Mr MacKinnon was pleased to see UPEI involved in what he saw as a key Canadian initiative in Afghanistan. He repeated the mantra I have heard everywhere I have travelled – the importance of education to the future of Afghanistan, and the three priority needs: to increase the overall literacy rates, to get more girls enrolled in school, and to develop higher quality teachers. I assured him that although our project only directly focuses on the third of these, the others would be indirect outcomes.
The Ambassador had heard about my blog, and asked me if I could use it to pass on his best wishes to his friends and family back home. I am pleased to do so!
From the Embassy we returned to our office and had a final team meeting. We then went out for dinner. This was a special experience as it was hosted by our lead partner in the Teacher Education Directorate, Mrs Wardak, at her home. I’m not sure what we were expecting but those expectations were exceeded before we even entered the door.
As we approached the gates we were stopped by an Army checkpoint. This was unusual, as most checkpoints in the city are manned by the police. We were cleared through, and went in to the house. Here we found we were not the only guests. About twenty people milled around, including guests from USAID and other agencies involved in teacher education. A number of senior staff from TED were there, and also some senior ANA officers who were related to the host family. Now I understood the Army checkpoint!

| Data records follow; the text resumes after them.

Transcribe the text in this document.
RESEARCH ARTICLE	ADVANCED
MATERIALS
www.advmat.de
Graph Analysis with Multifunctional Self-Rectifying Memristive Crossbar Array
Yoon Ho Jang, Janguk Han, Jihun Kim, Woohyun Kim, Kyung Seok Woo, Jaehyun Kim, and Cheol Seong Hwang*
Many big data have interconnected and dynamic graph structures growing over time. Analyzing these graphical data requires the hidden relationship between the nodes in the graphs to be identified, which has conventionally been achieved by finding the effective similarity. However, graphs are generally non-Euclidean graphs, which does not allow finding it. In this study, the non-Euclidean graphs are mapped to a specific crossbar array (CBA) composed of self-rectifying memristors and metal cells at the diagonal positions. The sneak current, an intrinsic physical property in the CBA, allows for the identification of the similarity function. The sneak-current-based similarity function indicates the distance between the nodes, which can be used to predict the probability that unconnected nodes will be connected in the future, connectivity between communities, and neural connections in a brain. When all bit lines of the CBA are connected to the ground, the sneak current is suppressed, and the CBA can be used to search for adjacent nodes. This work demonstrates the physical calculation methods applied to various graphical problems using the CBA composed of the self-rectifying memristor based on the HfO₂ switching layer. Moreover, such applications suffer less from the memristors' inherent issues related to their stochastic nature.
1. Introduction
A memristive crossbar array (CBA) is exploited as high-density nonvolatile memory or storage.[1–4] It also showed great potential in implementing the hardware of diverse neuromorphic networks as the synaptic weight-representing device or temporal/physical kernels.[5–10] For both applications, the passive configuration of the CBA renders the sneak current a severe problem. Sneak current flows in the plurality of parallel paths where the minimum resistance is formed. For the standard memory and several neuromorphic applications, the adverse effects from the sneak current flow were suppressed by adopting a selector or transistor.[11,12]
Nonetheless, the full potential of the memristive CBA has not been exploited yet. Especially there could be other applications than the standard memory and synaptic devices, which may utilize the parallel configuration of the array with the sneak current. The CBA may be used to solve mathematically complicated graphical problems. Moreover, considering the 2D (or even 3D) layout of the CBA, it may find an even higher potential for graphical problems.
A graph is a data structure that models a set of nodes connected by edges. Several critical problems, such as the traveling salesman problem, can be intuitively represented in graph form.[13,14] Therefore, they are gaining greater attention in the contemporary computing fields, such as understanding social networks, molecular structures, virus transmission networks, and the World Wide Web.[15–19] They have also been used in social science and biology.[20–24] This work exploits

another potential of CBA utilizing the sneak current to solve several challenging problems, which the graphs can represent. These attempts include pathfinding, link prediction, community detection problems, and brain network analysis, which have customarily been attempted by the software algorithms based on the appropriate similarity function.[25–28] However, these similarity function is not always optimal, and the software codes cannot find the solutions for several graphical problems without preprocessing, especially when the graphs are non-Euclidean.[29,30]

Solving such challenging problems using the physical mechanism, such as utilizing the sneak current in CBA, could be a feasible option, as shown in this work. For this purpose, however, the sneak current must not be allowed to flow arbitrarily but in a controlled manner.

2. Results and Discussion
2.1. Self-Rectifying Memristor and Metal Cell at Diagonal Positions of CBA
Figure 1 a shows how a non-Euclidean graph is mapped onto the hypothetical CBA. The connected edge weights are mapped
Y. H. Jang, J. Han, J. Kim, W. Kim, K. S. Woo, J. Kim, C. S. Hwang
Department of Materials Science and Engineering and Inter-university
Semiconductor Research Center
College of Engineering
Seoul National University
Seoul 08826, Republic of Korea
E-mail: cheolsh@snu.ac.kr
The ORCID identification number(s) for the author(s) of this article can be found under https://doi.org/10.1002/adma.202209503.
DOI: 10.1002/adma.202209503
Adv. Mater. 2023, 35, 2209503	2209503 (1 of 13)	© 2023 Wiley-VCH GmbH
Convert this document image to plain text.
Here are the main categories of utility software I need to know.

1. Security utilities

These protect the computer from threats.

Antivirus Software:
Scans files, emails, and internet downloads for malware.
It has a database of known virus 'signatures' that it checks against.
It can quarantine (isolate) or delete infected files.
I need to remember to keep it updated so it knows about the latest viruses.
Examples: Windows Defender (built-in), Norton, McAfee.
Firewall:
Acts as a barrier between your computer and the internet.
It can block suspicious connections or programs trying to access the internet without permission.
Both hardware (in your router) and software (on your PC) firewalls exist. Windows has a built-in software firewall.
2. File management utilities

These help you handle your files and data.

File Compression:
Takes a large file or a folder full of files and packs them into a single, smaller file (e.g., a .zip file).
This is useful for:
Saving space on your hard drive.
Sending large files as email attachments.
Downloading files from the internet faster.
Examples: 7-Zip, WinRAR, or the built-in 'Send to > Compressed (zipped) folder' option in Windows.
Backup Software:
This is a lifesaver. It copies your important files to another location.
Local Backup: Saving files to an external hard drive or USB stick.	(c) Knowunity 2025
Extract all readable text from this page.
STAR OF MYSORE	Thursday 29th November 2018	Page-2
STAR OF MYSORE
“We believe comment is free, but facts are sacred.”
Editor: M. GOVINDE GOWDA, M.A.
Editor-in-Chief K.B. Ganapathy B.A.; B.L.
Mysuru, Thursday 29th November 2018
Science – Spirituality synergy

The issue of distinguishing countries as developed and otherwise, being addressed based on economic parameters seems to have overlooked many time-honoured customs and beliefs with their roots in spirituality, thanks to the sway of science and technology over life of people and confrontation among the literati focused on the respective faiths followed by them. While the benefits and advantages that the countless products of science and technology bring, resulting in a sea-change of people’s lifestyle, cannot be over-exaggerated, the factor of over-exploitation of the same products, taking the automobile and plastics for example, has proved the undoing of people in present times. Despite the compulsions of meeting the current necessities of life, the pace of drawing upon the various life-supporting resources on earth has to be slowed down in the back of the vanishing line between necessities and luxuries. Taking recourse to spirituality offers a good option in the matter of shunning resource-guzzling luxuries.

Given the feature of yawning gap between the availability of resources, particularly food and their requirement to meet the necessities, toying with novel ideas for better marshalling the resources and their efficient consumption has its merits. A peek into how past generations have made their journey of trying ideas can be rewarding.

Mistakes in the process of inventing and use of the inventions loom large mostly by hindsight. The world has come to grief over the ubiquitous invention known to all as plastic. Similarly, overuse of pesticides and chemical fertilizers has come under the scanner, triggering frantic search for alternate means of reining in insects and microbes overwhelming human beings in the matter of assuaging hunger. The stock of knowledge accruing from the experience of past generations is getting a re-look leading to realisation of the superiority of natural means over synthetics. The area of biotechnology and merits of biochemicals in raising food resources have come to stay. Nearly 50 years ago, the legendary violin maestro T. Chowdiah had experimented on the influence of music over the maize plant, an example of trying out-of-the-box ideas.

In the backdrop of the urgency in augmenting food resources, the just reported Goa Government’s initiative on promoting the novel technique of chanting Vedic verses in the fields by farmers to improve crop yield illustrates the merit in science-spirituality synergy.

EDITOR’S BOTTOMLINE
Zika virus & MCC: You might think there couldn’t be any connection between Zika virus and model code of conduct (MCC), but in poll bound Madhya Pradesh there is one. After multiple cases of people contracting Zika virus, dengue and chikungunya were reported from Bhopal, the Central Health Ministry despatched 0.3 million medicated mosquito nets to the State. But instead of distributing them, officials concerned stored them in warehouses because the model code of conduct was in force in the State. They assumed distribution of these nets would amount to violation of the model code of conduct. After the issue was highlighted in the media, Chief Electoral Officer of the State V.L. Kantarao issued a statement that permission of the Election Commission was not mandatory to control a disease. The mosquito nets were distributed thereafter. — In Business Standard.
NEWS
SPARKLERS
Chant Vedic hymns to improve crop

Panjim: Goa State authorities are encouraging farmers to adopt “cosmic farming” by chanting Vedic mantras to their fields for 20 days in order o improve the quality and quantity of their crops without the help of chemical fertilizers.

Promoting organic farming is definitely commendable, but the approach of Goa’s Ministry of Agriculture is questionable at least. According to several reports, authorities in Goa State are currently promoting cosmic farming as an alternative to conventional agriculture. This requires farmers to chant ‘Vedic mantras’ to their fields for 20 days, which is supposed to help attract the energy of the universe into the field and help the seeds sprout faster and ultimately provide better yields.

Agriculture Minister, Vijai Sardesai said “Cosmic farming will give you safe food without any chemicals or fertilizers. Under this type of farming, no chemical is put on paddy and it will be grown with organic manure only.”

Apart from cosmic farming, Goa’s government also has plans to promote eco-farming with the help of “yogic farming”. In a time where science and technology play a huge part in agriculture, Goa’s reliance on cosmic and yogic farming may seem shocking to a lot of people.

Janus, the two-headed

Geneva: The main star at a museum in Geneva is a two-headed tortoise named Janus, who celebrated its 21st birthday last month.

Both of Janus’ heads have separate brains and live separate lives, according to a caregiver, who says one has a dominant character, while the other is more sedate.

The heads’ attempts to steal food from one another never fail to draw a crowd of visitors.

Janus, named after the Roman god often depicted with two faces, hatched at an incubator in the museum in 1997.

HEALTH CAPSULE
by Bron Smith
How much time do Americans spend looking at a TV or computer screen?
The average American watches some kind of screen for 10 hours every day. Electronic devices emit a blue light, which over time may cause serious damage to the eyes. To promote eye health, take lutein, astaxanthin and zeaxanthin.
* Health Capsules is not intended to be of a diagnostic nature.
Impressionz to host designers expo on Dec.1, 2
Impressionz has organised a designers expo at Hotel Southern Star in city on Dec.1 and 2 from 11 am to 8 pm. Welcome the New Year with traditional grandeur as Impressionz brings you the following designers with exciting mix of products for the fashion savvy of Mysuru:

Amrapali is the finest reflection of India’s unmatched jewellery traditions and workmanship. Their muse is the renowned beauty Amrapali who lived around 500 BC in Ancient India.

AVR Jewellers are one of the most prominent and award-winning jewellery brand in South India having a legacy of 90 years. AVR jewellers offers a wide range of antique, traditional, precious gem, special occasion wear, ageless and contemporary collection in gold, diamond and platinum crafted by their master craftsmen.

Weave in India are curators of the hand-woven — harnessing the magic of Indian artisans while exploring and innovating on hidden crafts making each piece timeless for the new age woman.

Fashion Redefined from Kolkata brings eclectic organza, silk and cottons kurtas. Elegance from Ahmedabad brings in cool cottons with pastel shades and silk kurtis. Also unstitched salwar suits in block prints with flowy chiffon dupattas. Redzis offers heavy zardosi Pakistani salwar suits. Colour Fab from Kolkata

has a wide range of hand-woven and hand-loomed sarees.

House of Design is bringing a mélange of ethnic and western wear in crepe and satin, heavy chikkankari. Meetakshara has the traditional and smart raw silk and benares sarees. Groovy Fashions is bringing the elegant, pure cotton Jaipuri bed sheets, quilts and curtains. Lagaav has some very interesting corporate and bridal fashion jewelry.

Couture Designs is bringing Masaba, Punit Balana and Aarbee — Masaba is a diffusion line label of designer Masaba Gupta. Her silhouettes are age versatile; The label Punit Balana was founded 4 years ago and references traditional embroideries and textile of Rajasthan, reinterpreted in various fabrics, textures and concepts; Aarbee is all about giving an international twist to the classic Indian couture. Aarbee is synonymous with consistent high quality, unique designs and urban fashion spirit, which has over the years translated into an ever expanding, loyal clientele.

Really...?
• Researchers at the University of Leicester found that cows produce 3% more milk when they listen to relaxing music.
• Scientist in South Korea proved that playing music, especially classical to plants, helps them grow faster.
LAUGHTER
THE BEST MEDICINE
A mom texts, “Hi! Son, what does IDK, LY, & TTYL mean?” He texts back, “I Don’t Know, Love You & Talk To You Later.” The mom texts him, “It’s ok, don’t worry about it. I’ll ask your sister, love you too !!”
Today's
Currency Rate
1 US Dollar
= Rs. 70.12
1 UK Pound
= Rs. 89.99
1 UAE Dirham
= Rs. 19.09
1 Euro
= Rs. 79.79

The power was out, so we sat around and chatted in a large living room illuminated with candles and calor gas lamps. After a while we went to another room, where a local band had set up its equipment. A small generator hummed in the background. The band regaled us with traditional Afghan music, using a variety of instruments. Some, like the hand drum and a long necked sitar, were familiar to me. Others, like a 20 string mandolin type instrument, were not. The music was unlike any other I have heard, and we sat for some time just enjoying the sounds.
After about half an hour we were called back in to the main room, where a table had been laid for dinner. Younger family members kept replenishing the dishes, which truly made the table groan under their weight. We sat and talked and ate, and ate, and eventually staggered back for the second half of the musical performance. This time the music was faster, more upbeat, and soon a number of the men were dancing. I watched but did not participate, the footwork looked far too complicated for me!
We sat on cushions around the room, drinking juice, watching the dancers, listening to the music. It was a still evening, warm and clear. In the garden we could stand and look up at the stars. It was a lovely way to spend our last night in Kabul.